Citywide, schools represent two percent of the impervious surface in the city’s combined sewage drainage area. Because schools are highly visible and provide an opportunity to teach communities and young people about stormwater management, they are identified as an improvement area in the city’s Green City, Clean Waters plan. 

The Nebinger School case study

In 2011, with Green City, Clean Waters in mind, PWD began looking for its first school to partner with. Nebinger fit the bill. 

“It was just strictly a blacktop playground with this antiquated play equipment,” said neighborhood resident and Friends of Nebinger member Lisa French. 

Plus, the Community Design Collaborative had already looked at the Nebinger School and developed a master plan for the schoolyard through one of the collaborative’s green schoolyard charrettes. 

With a matching grant from the U.S. Environmental Protection Agency and collaboratin with Partnership for the Delaware Estuary and the School District of Philadelphia, PWD built a bioswale, rain garden, porous pavement and a belowground water retention basin. While many of the plants are now dormant, come spring, the full visual effect of the greening project will be evident.

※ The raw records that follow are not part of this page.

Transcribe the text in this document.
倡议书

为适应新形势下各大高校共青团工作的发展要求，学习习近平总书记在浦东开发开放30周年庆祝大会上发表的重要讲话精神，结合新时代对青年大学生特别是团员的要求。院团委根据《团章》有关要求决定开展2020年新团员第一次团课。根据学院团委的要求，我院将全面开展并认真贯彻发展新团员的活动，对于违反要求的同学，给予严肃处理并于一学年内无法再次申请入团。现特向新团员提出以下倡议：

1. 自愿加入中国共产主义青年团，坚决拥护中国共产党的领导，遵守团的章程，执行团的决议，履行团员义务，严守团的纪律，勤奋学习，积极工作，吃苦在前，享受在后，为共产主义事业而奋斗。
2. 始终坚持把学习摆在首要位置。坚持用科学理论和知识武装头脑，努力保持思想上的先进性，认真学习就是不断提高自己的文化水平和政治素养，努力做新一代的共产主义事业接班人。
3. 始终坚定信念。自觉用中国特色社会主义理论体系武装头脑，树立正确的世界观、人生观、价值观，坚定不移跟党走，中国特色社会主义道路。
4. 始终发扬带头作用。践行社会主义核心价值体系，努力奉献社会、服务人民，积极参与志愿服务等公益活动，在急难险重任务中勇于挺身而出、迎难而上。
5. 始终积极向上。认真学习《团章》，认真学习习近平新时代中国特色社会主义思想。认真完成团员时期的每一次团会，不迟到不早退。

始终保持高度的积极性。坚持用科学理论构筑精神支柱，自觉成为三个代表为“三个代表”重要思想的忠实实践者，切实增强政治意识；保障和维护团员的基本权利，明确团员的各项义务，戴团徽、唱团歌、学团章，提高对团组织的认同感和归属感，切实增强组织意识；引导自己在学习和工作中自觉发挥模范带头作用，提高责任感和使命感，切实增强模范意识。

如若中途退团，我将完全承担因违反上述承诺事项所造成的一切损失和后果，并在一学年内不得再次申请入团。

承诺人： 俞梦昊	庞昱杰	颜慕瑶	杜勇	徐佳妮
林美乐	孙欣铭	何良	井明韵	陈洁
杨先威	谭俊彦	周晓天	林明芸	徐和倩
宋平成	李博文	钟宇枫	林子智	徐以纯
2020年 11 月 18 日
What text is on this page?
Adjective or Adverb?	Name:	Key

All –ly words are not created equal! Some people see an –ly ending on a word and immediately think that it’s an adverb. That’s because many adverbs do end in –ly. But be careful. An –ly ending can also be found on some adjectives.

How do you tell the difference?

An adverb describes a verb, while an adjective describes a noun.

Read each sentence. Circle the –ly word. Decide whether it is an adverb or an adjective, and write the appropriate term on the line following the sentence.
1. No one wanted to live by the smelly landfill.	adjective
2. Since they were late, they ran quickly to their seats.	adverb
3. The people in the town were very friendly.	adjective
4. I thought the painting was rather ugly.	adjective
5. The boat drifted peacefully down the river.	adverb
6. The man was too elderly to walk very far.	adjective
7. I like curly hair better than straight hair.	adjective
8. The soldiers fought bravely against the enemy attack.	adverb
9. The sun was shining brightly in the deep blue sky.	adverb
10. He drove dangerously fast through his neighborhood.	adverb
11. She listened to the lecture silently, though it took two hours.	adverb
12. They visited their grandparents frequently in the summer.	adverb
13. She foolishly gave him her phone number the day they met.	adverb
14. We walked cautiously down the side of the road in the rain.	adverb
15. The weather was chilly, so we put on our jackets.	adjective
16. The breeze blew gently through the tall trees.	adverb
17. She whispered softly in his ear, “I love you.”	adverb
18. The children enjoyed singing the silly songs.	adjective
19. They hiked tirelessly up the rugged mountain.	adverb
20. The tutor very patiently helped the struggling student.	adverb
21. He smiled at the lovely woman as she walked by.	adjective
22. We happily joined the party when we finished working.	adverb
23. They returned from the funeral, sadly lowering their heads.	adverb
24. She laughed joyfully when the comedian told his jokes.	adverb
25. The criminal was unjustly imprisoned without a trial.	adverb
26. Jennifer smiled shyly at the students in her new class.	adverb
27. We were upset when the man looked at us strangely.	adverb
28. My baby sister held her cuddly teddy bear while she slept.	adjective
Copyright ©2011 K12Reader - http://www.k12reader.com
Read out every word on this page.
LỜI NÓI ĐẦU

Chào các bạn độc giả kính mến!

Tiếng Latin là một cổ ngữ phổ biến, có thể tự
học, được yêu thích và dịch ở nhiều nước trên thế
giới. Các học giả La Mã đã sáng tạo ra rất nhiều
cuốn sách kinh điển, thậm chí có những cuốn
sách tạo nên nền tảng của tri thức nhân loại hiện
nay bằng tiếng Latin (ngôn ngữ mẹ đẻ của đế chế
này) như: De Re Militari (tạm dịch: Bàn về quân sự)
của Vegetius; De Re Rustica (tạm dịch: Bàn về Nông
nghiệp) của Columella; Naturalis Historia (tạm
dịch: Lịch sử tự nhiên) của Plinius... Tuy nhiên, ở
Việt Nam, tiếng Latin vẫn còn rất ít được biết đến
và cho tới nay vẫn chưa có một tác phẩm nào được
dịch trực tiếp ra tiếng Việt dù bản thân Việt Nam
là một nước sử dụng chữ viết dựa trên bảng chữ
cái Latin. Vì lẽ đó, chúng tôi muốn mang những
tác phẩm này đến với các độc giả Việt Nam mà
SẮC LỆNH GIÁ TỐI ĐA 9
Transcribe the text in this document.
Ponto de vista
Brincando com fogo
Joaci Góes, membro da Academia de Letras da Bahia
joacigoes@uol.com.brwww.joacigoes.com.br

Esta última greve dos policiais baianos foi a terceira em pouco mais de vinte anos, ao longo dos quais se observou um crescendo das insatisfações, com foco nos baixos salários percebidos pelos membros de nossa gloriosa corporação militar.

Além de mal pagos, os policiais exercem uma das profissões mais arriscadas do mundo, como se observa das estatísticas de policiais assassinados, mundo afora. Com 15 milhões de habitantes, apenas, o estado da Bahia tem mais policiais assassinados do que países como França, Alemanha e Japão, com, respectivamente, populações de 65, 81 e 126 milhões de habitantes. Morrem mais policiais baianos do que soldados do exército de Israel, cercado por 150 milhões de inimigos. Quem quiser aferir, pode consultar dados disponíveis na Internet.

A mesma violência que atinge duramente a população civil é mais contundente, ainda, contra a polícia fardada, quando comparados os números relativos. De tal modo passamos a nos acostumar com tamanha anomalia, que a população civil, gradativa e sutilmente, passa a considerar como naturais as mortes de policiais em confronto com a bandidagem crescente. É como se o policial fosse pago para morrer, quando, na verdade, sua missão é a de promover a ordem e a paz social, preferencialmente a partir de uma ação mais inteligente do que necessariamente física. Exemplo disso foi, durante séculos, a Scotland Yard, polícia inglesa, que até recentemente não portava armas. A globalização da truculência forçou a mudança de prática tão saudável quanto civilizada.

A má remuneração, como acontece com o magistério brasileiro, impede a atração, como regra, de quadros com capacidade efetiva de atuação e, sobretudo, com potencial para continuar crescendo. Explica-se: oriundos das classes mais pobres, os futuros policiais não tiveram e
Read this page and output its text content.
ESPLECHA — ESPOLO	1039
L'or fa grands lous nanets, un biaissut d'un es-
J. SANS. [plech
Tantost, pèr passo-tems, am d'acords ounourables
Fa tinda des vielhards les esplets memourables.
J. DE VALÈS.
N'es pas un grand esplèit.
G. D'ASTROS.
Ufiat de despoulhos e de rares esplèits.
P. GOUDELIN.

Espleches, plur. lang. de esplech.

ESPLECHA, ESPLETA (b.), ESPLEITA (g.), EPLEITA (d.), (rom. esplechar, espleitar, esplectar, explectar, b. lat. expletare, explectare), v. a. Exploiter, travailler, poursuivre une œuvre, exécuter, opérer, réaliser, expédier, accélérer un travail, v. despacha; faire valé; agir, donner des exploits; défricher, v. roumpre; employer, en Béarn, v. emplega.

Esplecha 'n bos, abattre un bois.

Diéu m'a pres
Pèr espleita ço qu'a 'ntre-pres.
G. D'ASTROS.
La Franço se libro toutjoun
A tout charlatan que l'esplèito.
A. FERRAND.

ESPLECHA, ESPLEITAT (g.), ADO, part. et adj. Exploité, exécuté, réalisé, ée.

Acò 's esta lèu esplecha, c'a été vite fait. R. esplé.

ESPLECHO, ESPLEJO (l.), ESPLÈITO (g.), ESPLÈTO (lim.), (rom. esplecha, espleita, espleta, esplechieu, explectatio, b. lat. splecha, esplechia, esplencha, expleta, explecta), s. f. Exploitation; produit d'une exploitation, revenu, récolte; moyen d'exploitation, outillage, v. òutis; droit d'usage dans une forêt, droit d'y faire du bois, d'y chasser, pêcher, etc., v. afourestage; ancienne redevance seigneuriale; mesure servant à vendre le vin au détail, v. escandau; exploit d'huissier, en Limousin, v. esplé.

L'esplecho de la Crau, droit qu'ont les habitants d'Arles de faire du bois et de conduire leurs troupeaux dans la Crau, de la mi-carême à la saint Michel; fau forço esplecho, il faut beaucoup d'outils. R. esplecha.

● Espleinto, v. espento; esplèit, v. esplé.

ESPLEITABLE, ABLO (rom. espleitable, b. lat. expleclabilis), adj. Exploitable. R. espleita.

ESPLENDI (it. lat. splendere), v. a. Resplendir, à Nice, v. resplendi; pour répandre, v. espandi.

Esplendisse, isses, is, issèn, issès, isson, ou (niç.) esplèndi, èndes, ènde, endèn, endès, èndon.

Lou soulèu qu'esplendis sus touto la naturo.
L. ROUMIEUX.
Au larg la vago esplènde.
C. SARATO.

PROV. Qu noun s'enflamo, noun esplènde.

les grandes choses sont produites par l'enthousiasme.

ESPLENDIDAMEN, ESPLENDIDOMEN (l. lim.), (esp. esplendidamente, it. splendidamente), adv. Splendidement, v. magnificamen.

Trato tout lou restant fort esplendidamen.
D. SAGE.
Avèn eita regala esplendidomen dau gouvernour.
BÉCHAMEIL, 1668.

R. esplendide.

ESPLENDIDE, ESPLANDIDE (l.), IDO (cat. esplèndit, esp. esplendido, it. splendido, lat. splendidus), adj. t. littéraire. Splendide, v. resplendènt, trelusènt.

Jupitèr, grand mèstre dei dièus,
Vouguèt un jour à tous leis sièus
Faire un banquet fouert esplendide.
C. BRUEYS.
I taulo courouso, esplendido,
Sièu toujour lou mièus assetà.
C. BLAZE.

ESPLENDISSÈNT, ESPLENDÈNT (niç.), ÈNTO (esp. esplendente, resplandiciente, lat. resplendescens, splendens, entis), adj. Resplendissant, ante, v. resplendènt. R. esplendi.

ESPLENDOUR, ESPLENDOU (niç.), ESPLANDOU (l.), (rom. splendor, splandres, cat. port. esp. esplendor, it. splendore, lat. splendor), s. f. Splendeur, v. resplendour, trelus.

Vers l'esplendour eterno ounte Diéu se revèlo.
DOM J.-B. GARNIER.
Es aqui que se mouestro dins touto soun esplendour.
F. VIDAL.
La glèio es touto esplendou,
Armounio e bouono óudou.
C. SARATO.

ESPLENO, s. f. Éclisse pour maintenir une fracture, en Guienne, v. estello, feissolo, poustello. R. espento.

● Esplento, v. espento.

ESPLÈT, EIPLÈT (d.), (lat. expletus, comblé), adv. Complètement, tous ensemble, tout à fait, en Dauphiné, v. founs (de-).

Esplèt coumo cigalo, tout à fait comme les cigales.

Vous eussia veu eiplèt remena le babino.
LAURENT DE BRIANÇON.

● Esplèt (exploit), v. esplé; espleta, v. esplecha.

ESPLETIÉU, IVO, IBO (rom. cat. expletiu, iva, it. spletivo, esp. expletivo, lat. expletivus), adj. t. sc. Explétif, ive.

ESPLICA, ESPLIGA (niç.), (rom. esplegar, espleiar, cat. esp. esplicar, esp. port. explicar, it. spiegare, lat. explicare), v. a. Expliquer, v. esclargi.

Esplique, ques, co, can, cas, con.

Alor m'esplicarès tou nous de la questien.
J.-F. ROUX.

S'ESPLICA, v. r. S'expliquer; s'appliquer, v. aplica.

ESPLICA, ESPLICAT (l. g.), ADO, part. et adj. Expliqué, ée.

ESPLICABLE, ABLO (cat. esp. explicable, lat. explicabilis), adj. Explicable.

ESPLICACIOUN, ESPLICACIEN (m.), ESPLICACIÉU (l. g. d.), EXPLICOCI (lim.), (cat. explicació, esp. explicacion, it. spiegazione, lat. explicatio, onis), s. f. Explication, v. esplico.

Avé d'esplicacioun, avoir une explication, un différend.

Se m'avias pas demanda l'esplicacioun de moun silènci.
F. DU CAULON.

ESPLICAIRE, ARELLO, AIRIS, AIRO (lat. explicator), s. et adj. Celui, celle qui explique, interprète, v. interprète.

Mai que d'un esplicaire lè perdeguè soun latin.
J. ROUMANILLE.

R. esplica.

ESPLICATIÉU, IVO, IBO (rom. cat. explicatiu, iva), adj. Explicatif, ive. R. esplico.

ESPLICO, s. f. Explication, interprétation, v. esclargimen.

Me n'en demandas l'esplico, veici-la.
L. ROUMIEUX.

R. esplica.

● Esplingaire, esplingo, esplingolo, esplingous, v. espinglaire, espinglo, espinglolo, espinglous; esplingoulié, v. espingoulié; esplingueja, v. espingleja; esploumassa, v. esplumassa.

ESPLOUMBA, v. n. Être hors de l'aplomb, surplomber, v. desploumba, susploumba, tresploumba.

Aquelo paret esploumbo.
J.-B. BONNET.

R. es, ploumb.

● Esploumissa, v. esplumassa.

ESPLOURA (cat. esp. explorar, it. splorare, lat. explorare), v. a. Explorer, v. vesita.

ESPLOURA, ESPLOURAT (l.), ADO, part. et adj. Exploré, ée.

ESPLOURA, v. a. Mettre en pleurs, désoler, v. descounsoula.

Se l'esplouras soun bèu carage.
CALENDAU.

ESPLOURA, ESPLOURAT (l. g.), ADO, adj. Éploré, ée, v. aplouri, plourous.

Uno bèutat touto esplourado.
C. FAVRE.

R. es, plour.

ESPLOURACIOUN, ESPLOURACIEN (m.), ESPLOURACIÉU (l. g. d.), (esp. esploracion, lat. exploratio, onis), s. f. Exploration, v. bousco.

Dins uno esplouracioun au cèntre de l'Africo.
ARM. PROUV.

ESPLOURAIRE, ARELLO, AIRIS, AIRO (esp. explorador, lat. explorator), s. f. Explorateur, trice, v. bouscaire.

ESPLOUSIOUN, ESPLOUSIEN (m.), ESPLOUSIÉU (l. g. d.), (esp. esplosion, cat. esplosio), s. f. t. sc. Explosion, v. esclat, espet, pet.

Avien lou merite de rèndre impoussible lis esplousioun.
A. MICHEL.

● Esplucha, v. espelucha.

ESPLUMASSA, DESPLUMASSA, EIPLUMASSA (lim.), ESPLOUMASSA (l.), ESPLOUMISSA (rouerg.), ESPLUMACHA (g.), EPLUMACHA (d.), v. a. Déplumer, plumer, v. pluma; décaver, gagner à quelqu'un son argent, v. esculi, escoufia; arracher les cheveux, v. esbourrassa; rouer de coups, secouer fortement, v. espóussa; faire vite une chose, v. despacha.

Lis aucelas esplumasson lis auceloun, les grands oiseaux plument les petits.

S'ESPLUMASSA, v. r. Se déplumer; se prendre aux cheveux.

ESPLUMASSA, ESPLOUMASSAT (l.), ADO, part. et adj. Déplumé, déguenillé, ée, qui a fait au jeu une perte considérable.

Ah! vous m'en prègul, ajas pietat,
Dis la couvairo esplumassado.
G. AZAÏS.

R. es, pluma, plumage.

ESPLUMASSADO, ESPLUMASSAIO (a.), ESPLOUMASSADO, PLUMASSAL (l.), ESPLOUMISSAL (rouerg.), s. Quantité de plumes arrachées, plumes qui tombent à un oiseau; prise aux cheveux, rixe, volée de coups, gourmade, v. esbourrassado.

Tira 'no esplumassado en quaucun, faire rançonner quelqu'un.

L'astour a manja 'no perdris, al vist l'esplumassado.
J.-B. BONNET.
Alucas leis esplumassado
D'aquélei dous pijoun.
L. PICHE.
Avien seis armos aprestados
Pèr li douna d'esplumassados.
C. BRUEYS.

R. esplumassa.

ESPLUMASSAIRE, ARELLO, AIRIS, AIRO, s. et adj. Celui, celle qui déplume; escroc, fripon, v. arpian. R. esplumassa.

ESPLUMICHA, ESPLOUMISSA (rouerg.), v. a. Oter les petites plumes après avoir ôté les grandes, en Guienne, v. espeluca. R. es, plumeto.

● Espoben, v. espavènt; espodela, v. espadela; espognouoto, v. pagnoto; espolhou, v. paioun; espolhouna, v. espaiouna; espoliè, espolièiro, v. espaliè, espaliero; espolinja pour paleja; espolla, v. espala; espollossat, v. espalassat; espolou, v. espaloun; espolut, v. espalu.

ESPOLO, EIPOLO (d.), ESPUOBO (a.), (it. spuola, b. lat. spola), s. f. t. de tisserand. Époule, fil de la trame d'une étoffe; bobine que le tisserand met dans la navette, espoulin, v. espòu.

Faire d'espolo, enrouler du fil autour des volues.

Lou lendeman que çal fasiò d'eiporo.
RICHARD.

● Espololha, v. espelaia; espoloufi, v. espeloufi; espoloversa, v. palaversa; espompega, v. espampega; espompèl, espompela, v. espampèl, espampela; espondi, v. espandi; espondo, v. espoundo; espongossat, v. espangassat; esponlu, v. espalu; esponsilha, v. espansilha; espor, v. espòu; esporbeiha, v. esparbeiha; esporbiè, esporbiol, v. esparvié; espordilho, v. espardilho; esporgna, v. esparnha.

In addition to the fact that the Nebinger project manages 1.86 acres of stormwater runoff, including runoff from some nearby streets, the project was significant because it was a first time the Water Department made such improvements at a school. 

Nebinger's schoolyard being depaved, July 2013
(Ashley Hahn, EOTS)

“We’re using this as a model moving forward,” said Joanne Dahme, general manager of public affairs at the Water Department.

Because the Nebinger project was the first in which PWD worked with the School District in this capacity, it helped to forge a critical relationship. 

“We have such a good relationship now,” PWD’s Stephanie Chiorean said. “Once we have protocols for everything it’s going to be a lot easier.” 

Three green schools

This is important as PWD begins working at Horatio B. Hacket School, William Mckinley School and William D. Kelley School. Each of these schools will be studied by participants in Community Design Collaborative charrettes, which will produce individualized green schoolyard masterplans. Once each masterplan is complete, PWD will get to work building the stormwater management components. PWD hopes to complete this work in 2015 or 2016. 

While PWD’s investments are limited to the stormwater management elements, the department sees its investments as a catalyst for others. 

Groups like the Friends of Nebinger agree.

“The Water Department can only do so much and only has so much money, so it’s kind of up to my group and other groups to finish it,” French said. So far Friends of Nebinger has come together to clear trash from the schoolyard, maintain other plantings and work on other improvements like added seating. 

PWD will continue to work with the Nebinger School, where the new Green City, Clean Waters curriculum is being tested. Once any kinks are ironed out, PWD will share that curriculum with its other school partners and make it available online. 

According to PWD staff, Nebinger will be the model going forward. It will be the school everyone wants to visit to see schoolyard stormwater management in action.